Amoureux des maisons - ils les rénovent pour eux et en construisent pour d'autres -, Marie-France et Denis sont aussi passionnés de récupération. À 20 ans, ils avaient rénové leur première maison. Dix ans plus tard, ils restauraient en entier une demeure presque en ruine en bordure du Richelieu.
C'est en 2002 que débute l'histoire. Tout en cherchant une maison dans la région où tous deux ont leurs racines, ils apprennent que les soeurs du Précieux-Sang quittent leur monastère de Nicolet.
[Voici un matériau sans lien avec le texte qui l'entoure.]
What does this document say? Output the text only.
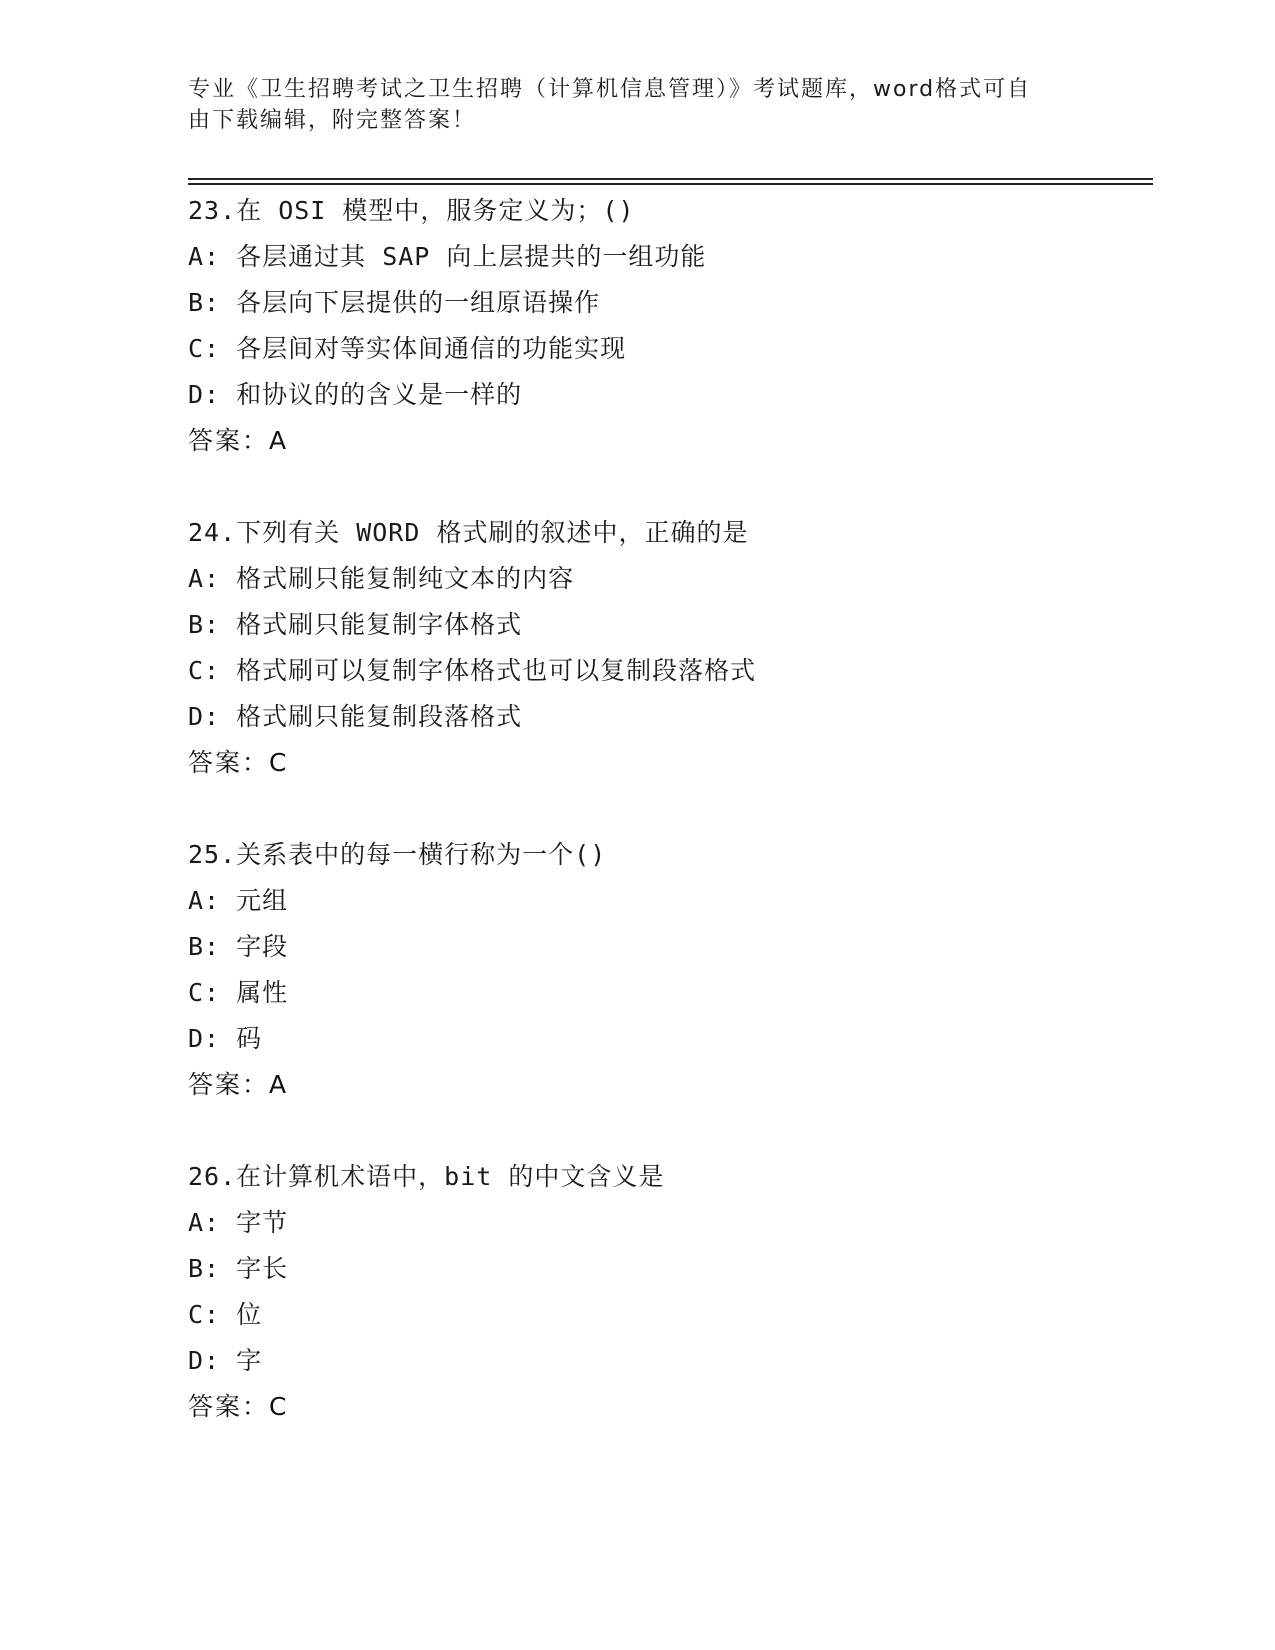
专业《卫生招聘考试之卫生招聘（计算机信息管理）》考试题库，word格式可自
由下载编辑，附完整答案！
23.在 OSI 模型中，服务定义为；()
A: 各层通过其 SAP 向上层提共的一组功能
B: 各层向下层提供的一组原语操作
C: 各层间对等实体间通信的功能实现
D: 和协议的的含义是一样的
答案：A
24.下列有关 WORD 格式刷的叙述中，正确的是
A: 格式刷只能复制纯文本的内容
B: 格式刷只能复制字体格式
C: 格式刷可以复制字体格式也可以复制段落格式
D: 格式刷只能复制段落格式
答案：C
25.关系表中的每一横行称为一个()
A: 元组
B: 字段
C: 属性
D: 码
答案：A
26.在计算机术语中，bit 的中文含义是
A: 字节
B: 字长
C: 位
D: 字
答案：C
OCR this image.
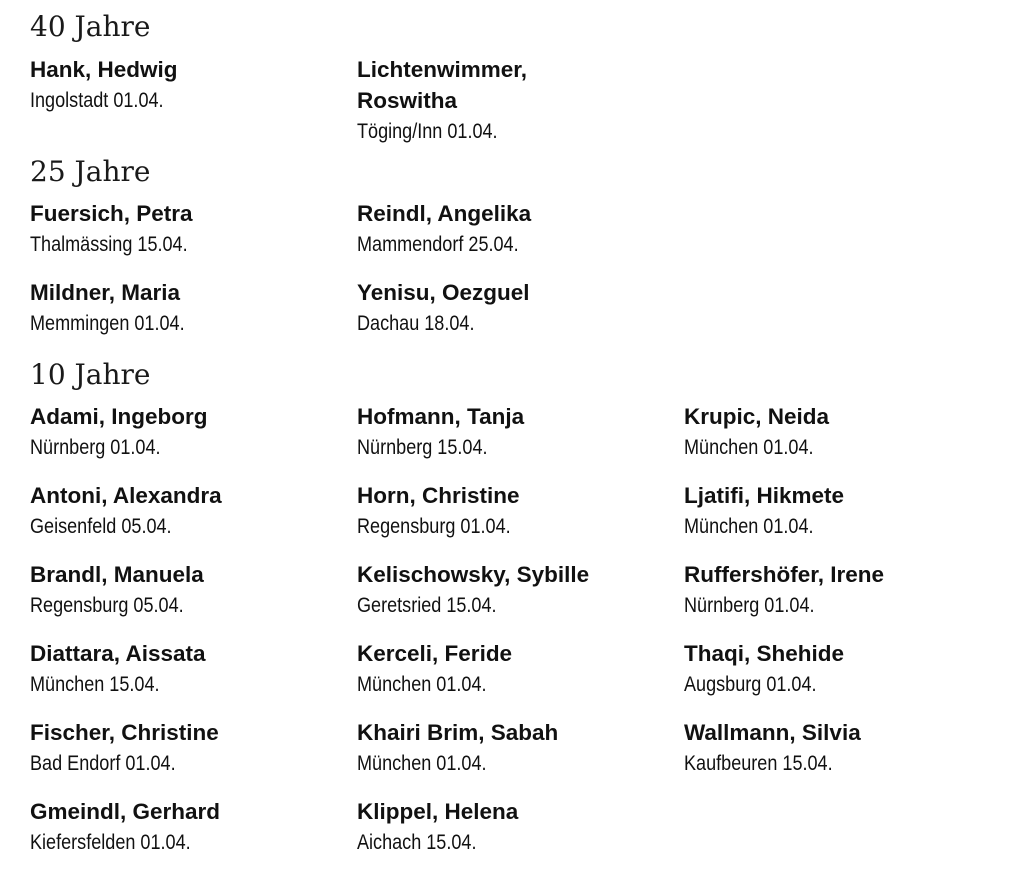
40 Jahre
Hank, Hedwig
Ingolstadt 01.04.
Lichtenwimmer,
Roswitha
Töging/Inn 01.04.
25 Jahre
Fuersich, Petra
Thalmässing 15.04.
Reindl, Angelika
Mammendorf 25.04.
Mildner, Maria
Memmingen 01.04.
Yenisu, Oezguel
Dachau 18.04.
10 Jahre
Adami, Ingeborg
Nürnberg 01.04.
Antoni, Alexandra
Geisenfeld 05.04.
Brandl, Manuela
Regensburg 05.04.
Diattara, Aissata
München 15.04.
Fischer, Christine
Bad Endorf 01.04.
Gmeindl, Gerhard
Kiefersfelden 01.04.
Hofmann, Tanja
Nürnberg 15.04.
Horn, Christine
Regensburg 01.04.
Kelischowsky, Sybille
Geretsried 15.04.
Kerceli, Feride
München 01.04.
Khairi Brim, Sabah
München 01.04.
Klippel, Helena
Aichach 15.04.
Krupic, Neida
München 01.04.
Ljatifi, Hikmete
München 01.04.
Ruffershöfer, Irene
Nürnberg 01.04.
Thaqi, Shehide
Augsburg 01.04.
Wallmann, Silvia
Kaufbeuren 15.04.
Pour voir les photos, cliquez ici.
Le grand-père de Denis ayant jadis été généreux envers la communauté, le jeune couple a la priorité pour choisir les biens mis en vente, à l'exception des meubles que les soeurs conservent. Des camions à remorque sont nolisés pour charger le matériel. Armoires, tiroirs, prie-Dieu, lavabos, quincaillerie, vaisselle prennent la route d'un entrepôt.
À la même époque, Marie-France et Denis passent devant la vieille maison construite sur les bords du Richelieu en 1862 et qui est à vendre. Sans hésitation ils l'acquièrent, avec son terrain de 60 000 pi2.
En fait, ce que recherchait le couple, c'est une coquille qui permettrait d'utiliser le précieux matériel entreposé. «Nous aurions pu construire, mais nous rêvions d'une ancienne maison», explique Marie-France. Les parents n'en reviennent pas. «Je ne peux pas croire que tu pleures pour avoir cette maison» , lui dit sa mère qui ne comprend pas trop l'engouement du couple pour des ruines.
Mais Denis voit déjà les lattes de chêne doré récupérées d'un pavillon d'Expo 67 habiller les murs de la cuisine, tandis que Marie-France imagine la pièce avec les armoires du monastère aussi âgées que la maison.